The lawsuit alleges the following (reprinted from https://www.glancylaw.com/cases-application/case-information/pyxus-international-inc/):
On November 8, 2018, Pyxus disclosed that sales declined approximately 12% year-over-year due to the timing of shipments and the larger crop last year in South America.
On this news, the Company’s share price fell $7.01, or nearly 28%, to close at $18.26 on November 8, 2018, on unusually heavy trading volume.
On November 9, 2018, the SEC announced that the Company had settled charges that it had materially misstated financial statements with the Commission from at least 2011 through the second quarter of 2015 due to improper and insufficient accounting, processes, and control activities for inventory, deferred crop costs, and revenue transactions in Africa.
On this news, the Company’s share price fell $2.88, or nearly 16%, to close at $15.38 on November 9, 2018, on unusually heavy trading volume.

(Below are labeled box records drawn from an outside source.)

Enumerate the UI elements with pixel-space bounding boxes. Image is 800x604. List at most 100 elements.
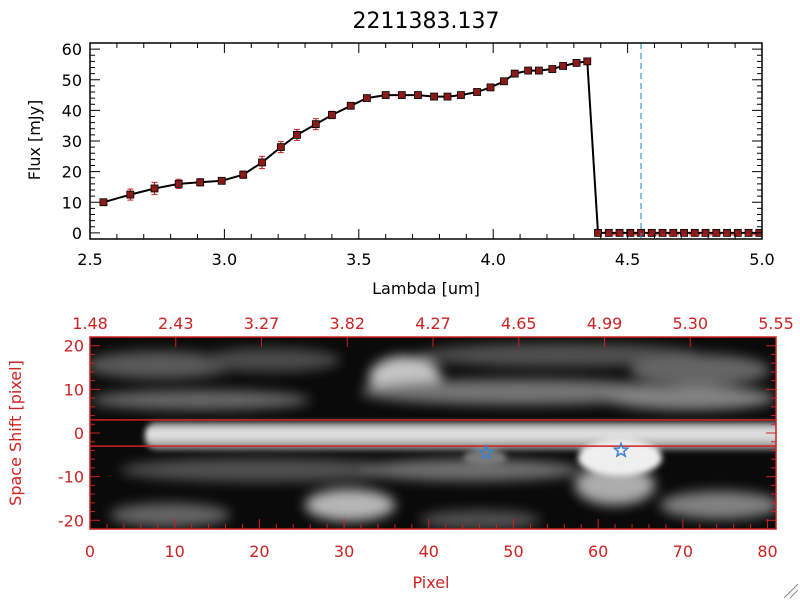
data-point	[258, 158, 266, 167]
spectrum-ytick-label: 60	[62, 40, 82, 59]
data-point	[500, 77, 508, 86]
spectrum-ylabel: Flux [mJy]	[25, 100, 44, 181]
image-top-tick-label: 1.48	[72, 314, 108, 333]
data-point	[604, 228, 613, 237]
image-heatmap	[90, 337, 776, 529]
spectrum-ytick-label: 40	[62, 101, 82, 120]
data-point	[712, 228, 721, 237]
star-icon	[612, 441, 630, 458]
image-top-tick-label: 5.55	[758, 314, 794, 333]
spectrum-ytick-label: 20	[62, 163, 82, 182]
image-xtick-label: 40	[419, 542, 439, 561]
image-top-tick-label: 3.27	[244, 314, 280, 333]
data-point	[196, 178, 205, 187]
data-point	[293, 130, 301, 139]
image-xtick-label: 50	[503, 542, 523, 561]
image-axes: 0 10 20 30 40 50 60 70 80 -20 -10 0 10 20 1.48 2.43 3.27…	[58, 314, 794, 561]
data-point	[217, 176, 226, 185]
image-top-tick-label: 4.99	[587, 314, 623, 333]
data-point	[723, 228, 731, 237]
spectrum-ytick-label: 0	[72, 224, 82, 243]
data-point	[311, 120, 320, 129]
heatmap-texture	[90, 343, 776, 529]
data-point	[99, 198, 108, 207]
image-ylabel: Space Shift [pixel]	[6, 360, 25, 506]
spectrum-extras	[598, 43, 762, 239]
spectrum-axes: 2.5 3.0 3.5 4.0 4.5 5.0 0 10 20 30 40 50 60	[62, 40, 775, 269]
spectrum-ytick-label: 50	[62, 71, 82, 90]
image-ytick-label: -20	[58, 511, 84, 530]
data-point	[239, 170, 248, 179]
image-xtick-label: 70	[673, 542, 693, 561]
spectrum-series	[99, 57, 762, 237]
spectrum-ytick-label: 10	[62, 193, 82, 212]
data-point	[414, 91, 422, 99]
data-point	[559, 62, 567, 70]
data-point	[381, 91, 390, 99]
chart-title: 2211383.137	[353, 9, 500, 34]
spectrum-xtick-label: 3.0	[212, 250, 237, 269]
data-point	[443, 92, 452, 101]
spectrum-xtick-label: 4.5	[615, 250, 640, 269]
data-point	[276, 143, 285, 152]
data-point	[658, 228, 667, 237]
data-point	[397, 91, 406, 99]
data-point	[534, 66, 543, 75]
image-xlabel: Pixel	[412, 573, 449, 592]
image-xtick-label: 10	[165, 542, 185, 561]
data-point	[457, 91, 465, 99]
image-xtick-label: 0	[85, 542, 95, 561]
star-icon	[477, 443, 495, 461]
spectrum-xtick-label: 4.0	[480, 250, 505, 269]
data-point	[669, 228, 678, 237]
data-point	[647, 228, 656, 237]
data-point	[690, 228, 699, 237]
spectrum-xlabel: Lambda [um]	[372, 279, 480, 298]
spectrum-line	[103, 60, 760, 234]
data-point	[510, 69, 519, 78]
data-point	[594, 228, 602, 237]
data-point	[126, 190, 135, 199]
data-point	[486, 83, 495, 92]
image-xtick-label: 80	[757, 542, 777, 561]
data-point	[150, 184, 159, 193]
image-top-tick-label: 2.43	[158, 314, 194, 333]
data-point	[626, 228, 635, 237]
data-point	[473, 88, 481, 96]
image-xtick-label: 60	[588, 542, 608, 561]
data-point	[733, 228, 742, 237]
image-ytick-label: -10	[58, 468, 84, 487]
spatial-image-panel: 0 10 20 30 40 50 60 70 80 -20 -10 0 10 20 1.48 2.43 3.27…	[6, 314, 794, 592]
spectrum-xtick-label: 3.5	[346, 250, 371, 269]
data-point	[583, 57, 592, 66]
data-point	[548, 65, 557, 73]
data-point	[524, 66, 533, 75]
image-top-tick-label: 4.27	[415, 314, 451, 333]
spectrum-frame	[89, 42, 763, 240]
data-point	[680, 228, 688, 237]
spectrum-panel: 2211383.137 2.5 3.0 3.5 4.0 4.5 5.0 0 10 20 30 40 5…	[25, 9, 775, 298]
image-xtick-label: 20	[249, 542, 269, 561]
image-top-tick-label: 4.65	[501, 314, 537, 333]
image-ytick-label: 0	[74, 424, 84, 443]
main-trace	[145, 422, 776, 476]
data-point	[328, 111, 336, 119]
image-top-tick-label: 3.82	[329, 314, 365, 333]
data-point	[346, 101, 355, 110]
image-top-tick-label: 5.30	[672, 314, 708, 333]
spectrum-xtick-label: 2.5	[77, 250, 102, 269]
data-point	[572, 59, 581, 67]
spectrum-xtick-label: 5.0	[749, 250, 774, 269]
data-point	[430, 92, 438, 101]
image-ytick-label: 10	[64, 380, 84, 399]
image-xtick-label: 30	[334, 542, 354, 561]
data-point	[615, 228, 624, 237]
data-point	[362, 94, 371, 103]
data-point	[701, 228, 710, 237]
resize-grip-icon[interactable]	[783, 583, 799, 599]
image-overlay	[90, 419, 776, 461]
data-point	[174, 179, 183, 188]
image-ytick-label: 20	[64, 337, 84, 356]
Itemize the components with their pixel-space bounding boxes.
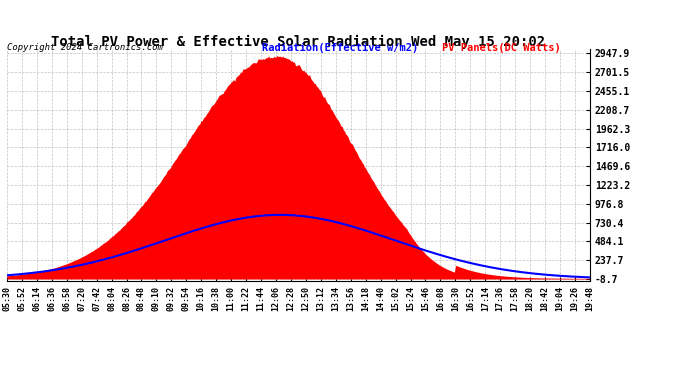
- Text: Copyright 2024 Cartronics.com: Copyright 2024 Cartronics.com: [7, 43, 163, 52]
- Title: Total PV Power & Effective Solar Radiation Wed May 15 20:02: Total PV Power & Effective Solar Radiati…: [51, 34, 546, 49]
- Text: Radiation(Effective w/m2): Radiation(Effective w/m2): [262, 43, 418, 53]
- Text: PV Panels(DC Watts): PV Panels(DC Watts): [442, 43, 560, 53]
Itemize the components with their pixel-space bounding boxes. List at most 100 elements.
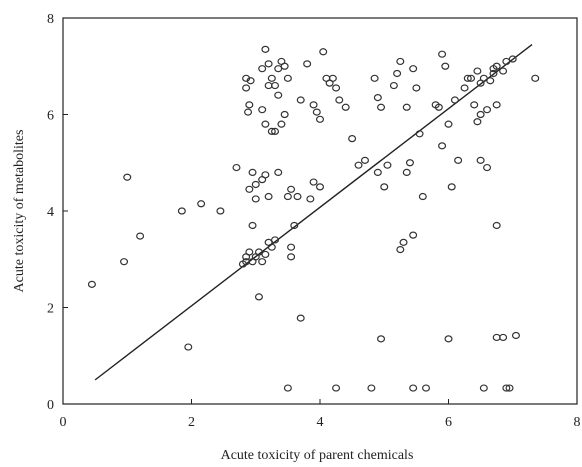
data-point xyxy=(242,258,251,266)
data-point xyxy=(402,103,411,111)
data-point xyxy=(502,384,511,392)
data-point xyxy=(370,74,379,82)
data-point xyxy=(335,96,344,104)
x-tick-label: 4 xyxy=(317,415,324,430)
data-point xyxy=(402,168,411,176)
data-point xyxy=(123,173,132,181)
data-point xyxy=(287,185,296,193)
x-tick-label: 8 xyxy=(574,415,581,430)
data-point xyxy=(332,384,341,392)
data-point xyxy=(409,65,418,73)
data-point xyxy=(499,333,508,342)
data-point xyxy=(316,183,325,191)
data-point xyxy=(248,221,257,230)
data-point xyxy=(267,127,276,135)
data-point xyxy=(248,168,257,176)
data-point xyxy=(246,77,255,85)
data-point xyxy=(434,103,443,111)
data-point xyxy=(409,231,418,239)
data-point xyxy=(476,156,485,164)
data-point xyxy=(309,101,318,109)
y-tick-label: 2 xyxy=(47,302,54,317)
x-tick-label: 6 xyxy=(445,415,452,430)
data-point xyxy=(328,74,337,82)
data-point xyxy=(280,110,289,119)
data-point xyxy=(283,384,292,392)
data-point xyxy=(405,159,414,167)
data-point xyxy=(479,384,488,392)
data-point xyxy=(473,118,482,126)
data-point xyxy=(274,91,283,99)
data-point xyxy=(380,183,389,191)
data-point xyxy=(377,335,386,343)
data-point xyxy=(316,115,325,123)
x-axis-title: Acute toxicity of parent chemicals xyxy=(221,448,414,463)
data-point xyxy=(466,74,475,82)
data-point xyxy=(367,384,376,392)
data-point xyxy=(296,96,305,104)
data-point xyxy=(254,293,263,301)
data-point xyxy=(476,110,485,119)
data-point xyxy=(232,163,241,172)
data-point xyxy=(389,81,398,90)
data-point xyxy=(396,246,405,254)
data-point xyxy=(296,314,305,322)
data-point xyxy=(277,120,286,128)
trend-line xyxy=(94,43,533,381)
data-point xyxy=(531,74,540,82)
data-point xyxy=(399,238,408,246)
data-point xyxy=(412,84,421,92)
data-point xyxy=(454,156,463,164)
data-point xyxy=(348,135,357,143)
data-point xyxy=(312,108,321,116)
data-point xyxy=(258,258,267,266)
data-point xyxy=(242,253,251,261)
data-point xyxy=(177,207,186,215)
data-point xyxy=(136,232,145,240)
data-point xyxy=(293,192,302,201)
data-point xyxy=(303,60,312,68)
data-point xyxy=(319,48,328,56)
data-point xyxy=(271,236,280,244)
data-point xyxy=(271,127,280,135)
data-point xyxy=(290,221,299,230)
data-point xyxy=(245,101,254,109)
data-point xyxy=(120,258,129,266)
data-point xyxy=(383,161,392,169)
data-point xyxy=(360,156,369,164)
data-point xyxy=(511,331,520,340)
data-point xyxy=(267,74,276,82)
data-point xyxy=(483,163,492,172)
data-point xyxy=(470,101,479,109)
data-point xyxy=(245,185,254,193)
data-point xyxy=(447,183,456,191)
data-point xyxy=(373,94,382,102)
y-axis-title: Acute toxicity of metabolites xyxy=(12,130,27,293)
data-point xyxy=(476,79,485,87)
y-tick-label: 4 xyxy=(47,205,54,220)
data-point xyxy=(261,120,270,128)
data-point xyxy=(438,142,447,150)
data-point xyxy=(309,178,318,186)
data-point xyxy=(377,103,386,111)
data-point xyxy=(444,120,453,128)
data-point xyxy=(492,62,501,70)
data-point xyxy=(283,74,292,82)
data-point xyxy=(418,192,427,201)
data-point xyxy=(261,250,270,259)
data-point xyxy=(486,77,495,85)
data-point xyxy=(492,101,501,109)
data-point xyxy=(287,253,296,261)
data-point xyxy=(306,195,315,203)
data-point xyxy=(274,168,283,176)
data-point xyxy=(499,67,508,75)
data-point xyxy=(274,65,283,73)
data-point xyxy=(489,69,498,78)
data-point xyxy=(242,84,251,92)
data-point xyxy=(251,195,260,203)
data-point xyxy=(280,62,289,70)
data-point xyxy=(251,180,260,189)
data-point xyxy=(415,130,424,138)
data-point xyxy=(197,200,206,208)
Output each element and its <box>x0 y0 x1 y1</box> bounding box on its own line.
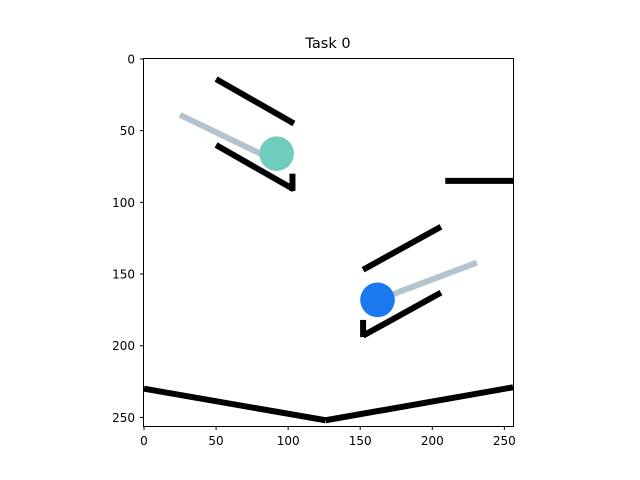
y-axis-ticks: 0 50 100 150 200 250 <box>112 53 144 425</box>
x-tick-label: 200 <box>421 434 444 448</box>
x-tick-label: 50 <box>208 434 223 448</box>
y-tick-label: 150 <box>112 268 135 282</box>
upper-gray-stick[interactable] <box>178 112 277 164</box>
lower-gray-stick[interactable] <box>380 259 479 302</box>
lower-ramp-top-bar <box>361 224 443 273</box>
x-tick-label: 0 <box>140 434 148 448</box>
game-scene[interactable] <box>143 76 514 424</box>
y-tick-label: 100 <box>112 196 135 210</box>
upper-ramp-bottom-bar <box>214 142 296 193</box>
green-ball[interactable] <box>259 136 294 171</box>
plot-axes: 0 50 100 150 200 250 0 50 100 150 200 250 <box>112 53 516 449</box>
floor-right-slope <box>325 384 514 424</box>
plot-area[interactable] <box>143 58 514 427</box>
x-tick-label: 100 <box>277 434 300 448</box>
x-tick-label: 250 <box>493 434 516 448</box>
figure-title: Task 0 <box>304 36 350 52</box>
y-tick-label: 250 <box>112 411 135 425</box>
y-tick-label: 50 <box>120 124 135 138</box>
y-tick-label: 0 <box>127 53 135 67</box>
upper-ramp-top-bar <box>214 76 296 127</box>
blue-ball[interactable] <box>360 282 395 318</box>
x-tick-label: 150 <box>349 434 372 448</box>
x-axis-ticks: 0 50 100 150 200 250 <box>140 426 516 448</box>
floor-left-slope <box>143 385 327 424</box>
y-tick-label: 200 <box>112 339 135 353</box>
lower-ramp-bottom-bar <box>361 290 443 339</box>
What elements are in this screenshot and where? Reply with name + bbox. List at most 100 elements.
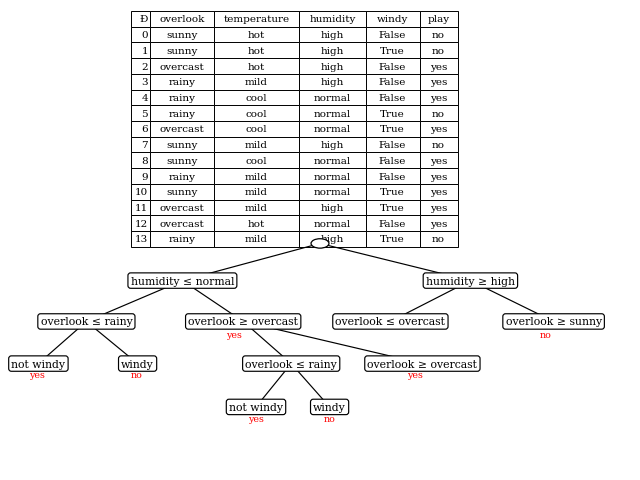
Bar xyxy=(150,169,214,184)
Text: False: False xyxy=(379,219,406,228)
Text: humidity ≥ high: humidity ≥ high xyxy=(426,276,515,286)
Text: 5: 5 xyxy=(141,109,148,119)
Text: normal: normal xyxy=(314,219,351,228)
Text: yes: yes xyxy=(248,414,264,423)
Bar xyxy=(131,184,150,200)
Text: yes: yes xyxy=(430,125,447,134)
Bar xyxy=(299,184,365,200)
Bar xyxy=(420,169,458,184)
Text: yes: yes xyxy=(407,371,422,380)
Text: normal: normal xyxy=(314,156,351,166)
Text: no: no xyxy=(432,47,445,56)
Text: 10: 10 xyxy=(134,188,148,197)
Bar xyxy=(420,184,458,200)
Text: sunny: sunny xyxy=(166,141,198,150)
Bar xyxy=(365,200,420,216)
Bar xyxy=(420,200,458,216)
Bar xyxy=(214,43,299,59)
Text: no: no xyxy=(324,414,335,423)
Bar xyxy=(214,231,299,247)
Text: normal: normal xyxy=(314,188,351,197)
Text: humidity ≤ normal: humidity ≤ normal xyxy=(131,276,234,286)
Bar xyxy=(150,137,214,153)
Bar xyxy=(150,43,214,59)
Text: no: no xyxy=(131,371,143,380)
Text: normal: normal xyxy=(314,125,351,134)
Bar xyxy=(131,28,150,43)
Bar xyxy=(365,216,420,231)
Bar xyxy=(420,137,458,153)
Text: cool: cool xyxy=(246,109,267,119)
Bar xyxy=(299,12,365,28)
Text: False: False xyxy=(379,78,406,87)
Bar xyxy=(420,59,458,75)
Text: yes: yes xyxy=(430,188,447,197)
Text: 8: 8 xyxy=(141,156,148,166)
Text: hot: hot xyxy=(248,219,265,228)
Text: windy: windy xyxy=(377,15,408,24)
Bar xyxy=(131,231,150,247)
Bar xyxy=(150,59,214,75)
Text: yes: yes xyxy=(226,330,241,339)
Text: hot: hot xyxy=(248,62,265,72)
Bar xyxy=(365,184,420,200)
Bar xyxy=(365,137,420,153)
Text: 4: 4 xyxy=(141,94,148,103)
Bar xyxy=(299,43,365,59)
Text: windy: windy xyxy=(313,402,346,412)
Text: True: True xyxy=(380,125,405,134)
Bar xyxy=(131,12,150,28)
Bar xyxy=(150,90,214,106)
Bar xyxy=(365,59,420,75)
Text: high: high xyxy=(321,62,344,72)
Text: overlook ≤ rainy: overlook ≤ rainy xyxy=(40,317,132,327)
Text: rainy: rainy xyxy=(168,109,195,119)
Bar xyxy=(131,43,150,59)
Bar xyxy=(365,75,420,90)
Bar xyxy=(420,28,458,43)
Text: sunny: sunny xyxy=(166,188,198,197)
Text: sunny: sunny xyxy=(166,31,198,40)
Bar xyxy=(150,106,214,122)
Text: overlook ≥ sunny: overlook ≥ sunny xyxy=(506,317,602,327)
Bar xyxy=(131,153,150,169)
Text: mild: mild xyxy=(245,172,268,181)
Text: 6: 6 xyxy=(141,125,148,134)
Bar xyxy=(365,43,420,59)
Text: 2: 2 xyxy=(141,62,148,72)
Text: overlook ≤ rainy: overlook ≤ rainy xyxy=(245,359,337,369)
Text: 1: 1 xyxy=(141,47,148,56)
Text: False: False xyxy=(379,62,406,72)
Bar xyxy=(214,216,299,231)
Bar xyxy=(214,106,299,122)
Text: yes: yes xyxy=(430,204,447,213)
Bar xyxy=(131,200,150,216)
Bar xyxy=(299,122,365,137)
Text: no: no xyxy=(432,109,445,119)
Text: yes: yes xyxy=(430,78,447,87)
Bar xyxy=(131,59,150,75)
Bar xyxy=(365,106,420,122)
Text: False: False xyxy=(379,94,406,103)
Bar xyxy=(214,137,299,153)
Bar xyxy=(131,137,150,153)
Bar xyxy=(420,122,458,137)
Text: normal: normal xyxy=(314,109,351,119)
Bar xyxy=(150,75,214,90)
Text: yes: yes xyxy=(430,94,447,103)
Text: sunny: sunny xyxy=(166,156,198,166)
Bar xyxy=(420,153,458,169)
Bar xyxy=(365,28,420,43)
Text: rainy: rainy xyxy=(168,172,195,181)
Text: 3: 3 xyxy=(141,78,148,87)
Bar xyxy=(420,90,458,106)
Text: rainy: rainy xyxy=(168,94,195,103)
Text: play: play xyxy=(428,15,450,24)
Bar xyxy=(299,200,365,216)
Bar xyxy=(299,169,365,184)
Bar xyxy=(299,59,365,75)
Bar xyxy=(299,231,365,247)
Text: humidity: humidity xyxy=(309,15,356,24)
Bar xyxy=(299,153,365,169)
Text: no: no xyxy=(432,235,445,244)
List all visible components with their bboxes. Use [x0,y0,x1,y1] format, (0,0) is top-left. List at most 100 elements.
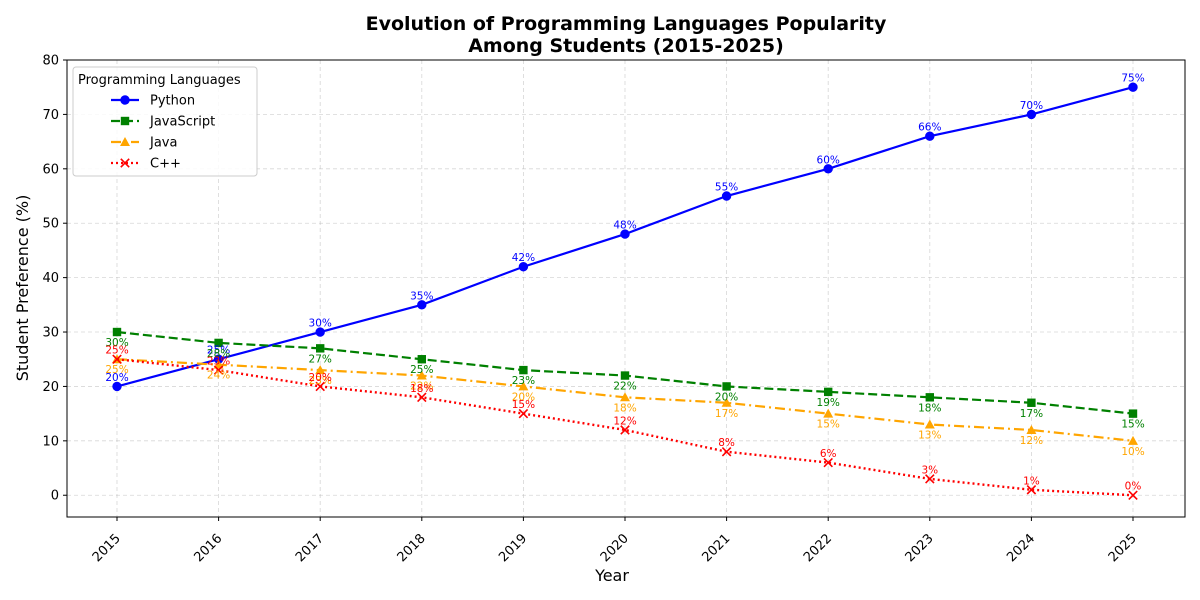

The complaint filed in this class action alleges that throughout the Class Period, Defendants made materially false and/or misleading statements, as well as failed to disclose material adverse facts about the Company’s business, operations, and prospects. Specifically, Defendants failed to disclose to investors: (1) that the Company was experiencing longer shipping cycles; (2) that, as a result, the Company’s financial results would be materially affected; (3) that the Company lacked adequate internal control over financial reporting; (4) that the Company’s accounting policies were reasonably likely to lead to regulatory scrutiny; and (5) that, as a result of the foregoing, Defendants’ positive statements about the Company’s business, operations, and prospects were materially misleading and/or lacked a reasonable basis.